E proprio questa solitudine potrebbe essere stata una delle cause. La stessa mamma accusa oggi l’ospedale di averla totalmente ignorata nonostante le richieste d’aiuto:

Più volte ho chiesto in reparto di essere aiutata perché non ce la facevo da sola e di portare per qualche ora il bambino al nido per permettermi di riposare, eppure mi è stato detto sempre di no.

Al Corriere della Sera ha aggiunto:

Per due notti, quella dopo aver partorito e quella successiva, sono riuscita, a fatica, a tenere il bambino vicino a me. Ero stravolta. Ho chiesto aiuto alle infermiere, chiedendo loro se potevano prenderlo almeno per un po’, mi è sempre stato tuttavia risposto che non era possibile portarlo nella nursery. 

E lo stesso è accaduto la notte di sabato. Anzi, mi sentivo peggio dei giorni precedenti. Ho chiesto ancora di prendere il bimbo. Non l’hanno fatto. Non ricordo che fosse presente una psicologa, e nemmeno che mi abbiano dato una spiegazione più approfondita.

Poi la tragedia:

Sono stata svegliata dalle infermiere: il bambino non stava più nel letto con me. Senza dirmi una parola, mi hanno fatto alzare e mi hanno portato in una stanza vicina: lì mi hanno comunicato che il bimbo era morto.

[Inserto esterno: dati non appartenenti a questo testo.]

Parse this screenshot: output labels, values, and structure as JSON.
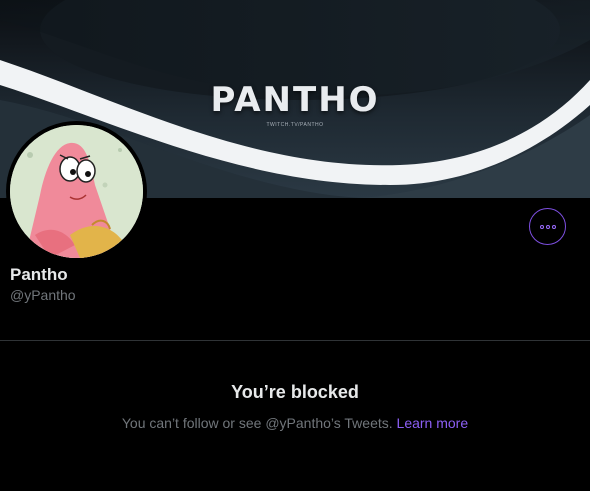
{
  "profile": {
    "banner_title": "PANTHO",
    "banner_subtitle": "TWITCH.TV/PANTHO",
    "display_name": "Pantho",
    "handle": "@yPantho"
  },
  "actions": {
    "more_icon": "more-horizontal-icon"
  },
  "blocked": {
    "title": "You’re blocked",
    "message": "You can’t follow or see @yPantho’s Tweets.",
    "learn_more": "Learn more"
  },
  "colors": {
    "background": "#000000",
    "accent": "#8c5ff5",
    "secondary_text": "#71767b"
  }
}
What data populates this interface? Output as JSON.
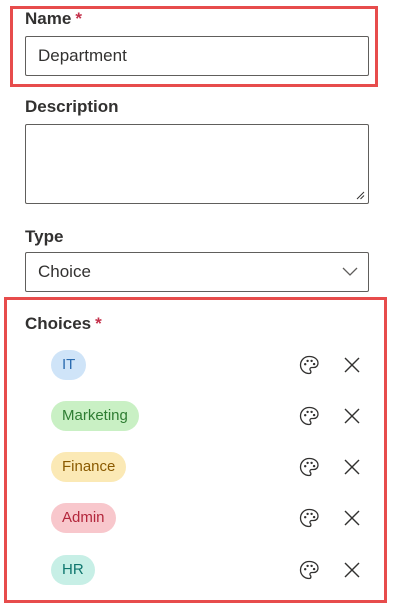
{
  "name": {
    "label": "Name",
    "required_mark": "*",
    "value": "Department"
  },
  "description": {
    "label": "Description",
    "value": ""
  },
  "type": {
    "label": "Type",
    "value": "Choice"
  },
  "choices": {
    "label": "Choices",
    "required_mark": "*",
    "items": [
      {
        "label": "IT",
        "bg": "#cfe4f8",
        "fg": "#2b6cb0"
      },
      {
        "label": "Marketing",
        "bg": "#c9f0c4",
        "fg": "#2e7d32"
      },
      {
        "label": "Finance",
        "bg": "#fbe9b5",
        "fg": "#8a5a00"
      },
      {
        "label": "Admin",
        "bg": "#f8c7cc",
        "fg": "#b3263b"
      },
      {
        "label": "HR",
        "bg": "#c7efe6",
        "fg": "#0f766e"
      }
    ]
  },
  "colors": {
    "highlight": "#e74c4c",
    "required": "#c4314b",
    "border": "#605e5c"
  },
  "icons": {
    "palette": "palette-icon",
    "remove": "close-icon",
    "dropdown": "chevron-down-icon",
    "resize": "resize-grip-icon"
  }
}
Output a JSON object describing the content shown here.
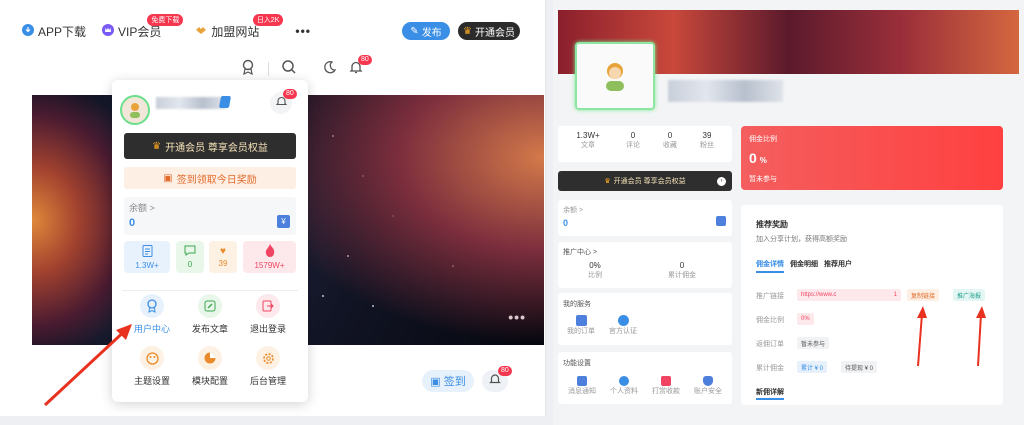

In merito è intervenuto anche il padre del bimbo:

Molte donne sono lasciate sole nei reparti anche a causa delle restrizioni anti-Covid. I protocolli andrebbero rivisti.

L’Asl Roma 2 ha attivato “un Audit clinico per verificare la correttezza e l’appropriatezza delle procedure” e sta collaborando con la magistratura. 

Sotto accusa c’è pure l’abitudine del co-sleeping, la condivisione del letto tra madre e neonato che rischia di diventare letale (ed è fortemente sconsigliata anche dai pediatri).